Progesterone also works in hormone receptor-negative breast malignancies. A recent study reported that progesterone accelerated cell growth in vitro and tumorigenesis in vivo in a triple-negative model (41), which supported our view.

The present study undoubtedly has limitations. A single blood sample may provide an inexact measure of long-term average hormone levels; however, a separate reproducibility study manifested moderate to high stability over 2 years in average intraclass correlation coefficients of all hormones measured (39). Serum reproductive hormone levels wave motion during the menstrual cycle in premenopausal women. In addition, data on postoperative adjuvant therapy was not available, but all treatment options are recommended in accordance with current guidelines. All included HER2-positive patients did not receive pre-operative anti-HER2 targeted therapy due to financial and medical insurance reasons, hence the pCR rates of this cohort were lower than those reported in other literature (2). The major limitation of the study is that it was a retrospective study in one single center, with a not large sample size and a shorter follow-up time (most patients were included between January 2017 and December 2019); thus, it was also partly limited by selection bias.

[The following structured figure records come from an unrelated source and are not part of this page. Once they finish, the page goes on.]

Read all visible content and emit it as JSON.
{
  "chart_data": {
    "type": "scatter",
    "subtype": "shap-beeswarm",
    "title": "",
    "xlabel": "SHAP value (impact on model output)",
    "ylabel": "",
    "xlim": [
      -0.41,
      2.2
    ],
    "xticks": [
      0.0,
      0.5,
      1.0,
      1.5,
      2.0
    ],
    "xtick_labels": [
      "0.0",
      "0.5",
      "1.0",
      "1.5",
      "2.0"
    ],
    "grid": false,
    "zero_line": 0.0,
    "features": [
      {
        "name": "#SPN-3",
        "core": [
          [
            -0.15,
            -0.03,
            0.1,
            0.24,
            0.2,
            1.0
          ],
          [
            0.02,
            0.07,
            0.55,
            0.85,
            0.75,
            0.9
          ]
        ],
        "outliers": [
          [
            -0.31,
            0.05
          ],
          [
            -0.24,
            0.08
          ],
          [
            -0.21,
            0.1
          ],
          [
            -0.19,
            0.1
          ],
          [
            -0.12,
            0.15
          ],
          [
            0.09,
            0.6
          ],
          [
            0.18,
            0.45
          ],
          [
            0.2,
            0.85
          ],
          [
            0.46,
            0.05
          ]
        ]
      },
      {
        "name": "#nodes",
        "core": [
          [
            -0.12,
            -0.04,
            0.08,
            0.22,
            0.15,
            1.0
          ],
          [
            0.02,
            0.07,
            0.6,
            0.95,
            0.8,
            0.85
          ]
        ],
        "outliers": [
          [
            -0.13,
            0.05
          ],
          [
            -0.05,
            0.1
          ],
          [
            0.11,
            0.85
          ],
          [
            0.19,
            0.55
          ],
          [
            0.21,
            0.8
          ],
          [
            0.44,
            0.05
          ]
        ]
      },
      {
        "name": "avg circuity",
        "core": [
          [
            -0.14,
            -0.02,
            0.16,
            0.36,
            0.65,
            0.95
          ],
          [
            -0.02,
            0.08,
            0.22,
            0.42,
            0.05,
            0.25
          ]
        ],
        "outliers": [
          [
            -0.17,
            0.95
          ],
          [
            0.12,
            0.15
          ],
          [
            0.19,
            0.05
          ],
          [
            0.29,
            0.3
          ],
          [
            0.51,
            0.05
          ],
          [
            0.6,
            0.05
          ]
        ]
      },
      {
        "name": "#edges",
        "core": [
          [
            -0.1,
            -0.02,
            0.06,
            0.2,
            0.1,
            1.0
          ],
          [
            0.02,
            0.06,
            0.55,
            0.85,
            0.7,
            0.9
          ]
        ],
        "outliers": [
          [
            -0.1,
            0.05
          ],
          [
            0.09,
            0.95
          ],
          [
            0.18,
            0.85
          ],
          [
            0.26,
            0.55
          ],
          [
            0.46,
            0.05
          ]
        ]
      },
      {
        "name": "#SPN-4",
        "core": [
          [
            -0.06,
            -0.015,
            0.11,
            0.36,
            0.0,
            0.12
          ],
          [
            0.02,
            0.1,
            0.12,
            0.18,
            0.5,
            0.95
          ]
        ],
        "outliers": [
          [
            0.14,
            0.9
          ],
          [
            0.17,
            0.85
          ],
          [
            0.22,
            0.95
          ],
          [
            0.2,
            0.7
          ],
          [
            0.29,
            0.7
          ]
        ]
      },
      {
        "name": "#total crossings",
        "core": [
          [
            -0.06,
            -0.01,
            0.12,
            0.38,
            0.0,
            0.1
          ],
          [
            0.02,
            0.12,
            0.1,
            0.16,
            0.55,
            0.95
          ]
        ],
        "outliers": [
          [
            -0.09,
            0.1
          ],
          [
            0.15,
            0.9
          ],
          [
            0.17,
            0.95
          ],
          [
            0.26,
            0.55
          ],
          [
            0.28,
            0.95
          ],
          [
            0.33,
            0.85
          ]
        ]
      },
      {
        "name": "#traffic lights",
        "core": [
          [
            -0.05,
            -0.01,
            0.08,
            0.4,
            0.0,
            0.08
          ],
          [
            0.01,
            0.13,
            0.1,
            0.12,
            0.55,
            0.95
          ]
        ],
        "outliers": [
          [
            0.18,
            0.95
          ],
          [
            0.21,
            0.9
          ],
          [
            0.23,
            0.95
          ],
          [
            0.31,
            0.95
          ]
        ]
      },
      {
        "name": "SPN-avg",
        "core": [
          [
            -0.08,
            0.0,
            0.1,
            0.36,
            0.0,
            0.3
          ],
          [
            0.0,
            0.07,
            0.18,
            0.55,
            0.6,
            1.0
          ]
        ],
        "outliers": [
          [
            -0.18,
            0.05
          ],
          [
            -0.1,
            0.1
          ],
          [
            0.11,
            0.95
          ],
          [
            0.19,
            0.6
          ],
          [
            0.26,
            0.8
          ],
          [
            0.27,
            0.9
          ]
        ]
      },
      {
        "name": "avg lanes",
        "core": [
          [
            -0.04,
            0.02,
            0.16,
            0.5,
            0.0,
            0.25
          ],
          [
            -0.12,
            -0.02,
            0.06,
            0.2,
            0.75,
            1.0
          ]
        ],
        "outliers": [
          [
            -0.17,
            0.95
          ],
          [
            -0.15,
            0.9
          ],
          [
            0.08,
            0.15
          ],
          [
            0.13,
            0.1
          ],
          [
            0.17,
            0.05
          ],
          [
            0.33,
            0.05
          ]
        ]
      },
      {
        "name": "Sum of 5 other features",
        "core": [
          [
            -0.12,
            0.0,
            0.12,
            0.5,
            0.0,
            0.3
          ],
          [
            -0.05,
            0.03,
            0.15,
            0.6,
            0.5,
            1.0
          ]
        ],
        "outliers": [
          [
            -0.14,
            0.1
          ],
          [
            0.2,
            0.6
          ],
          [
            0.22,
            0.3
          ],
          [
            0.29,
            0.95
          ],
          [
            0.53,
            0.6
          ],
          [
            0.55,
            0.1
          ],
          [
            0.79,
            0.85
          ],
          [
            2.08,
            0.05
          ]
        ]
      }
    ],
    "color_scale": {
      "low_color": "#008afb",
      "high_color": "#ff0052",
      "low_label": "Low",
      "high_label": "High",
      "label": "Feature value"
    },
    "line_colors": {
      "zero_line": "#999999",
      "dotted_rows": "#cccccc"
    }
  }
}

Because of the above limitations, we only conducted a preliminary correlation study between RFS outcomes as well as alterations of hormone receptors expression and reproductive hormones changes after NAC. Therefore, it is necessary to perform long-term clinical application of a large sample to make a more objective analysis and support our results.

Conclusion

In conclusion, our results showed that sex steroids (including estradiol, progesterone, testosterone, and DHEAS) are affected by NAC and their levels are significantly reduced among both premenopausal and postmenopausal patients. Decreased estradiol levels were associated with reduced PR expression. More importantly, patients with decreased progesterone levels after NAC exhibited better 3-year RFS. Reproductive hormone levels should be part of the routine workup for patients with newly diagnosed breast cancer.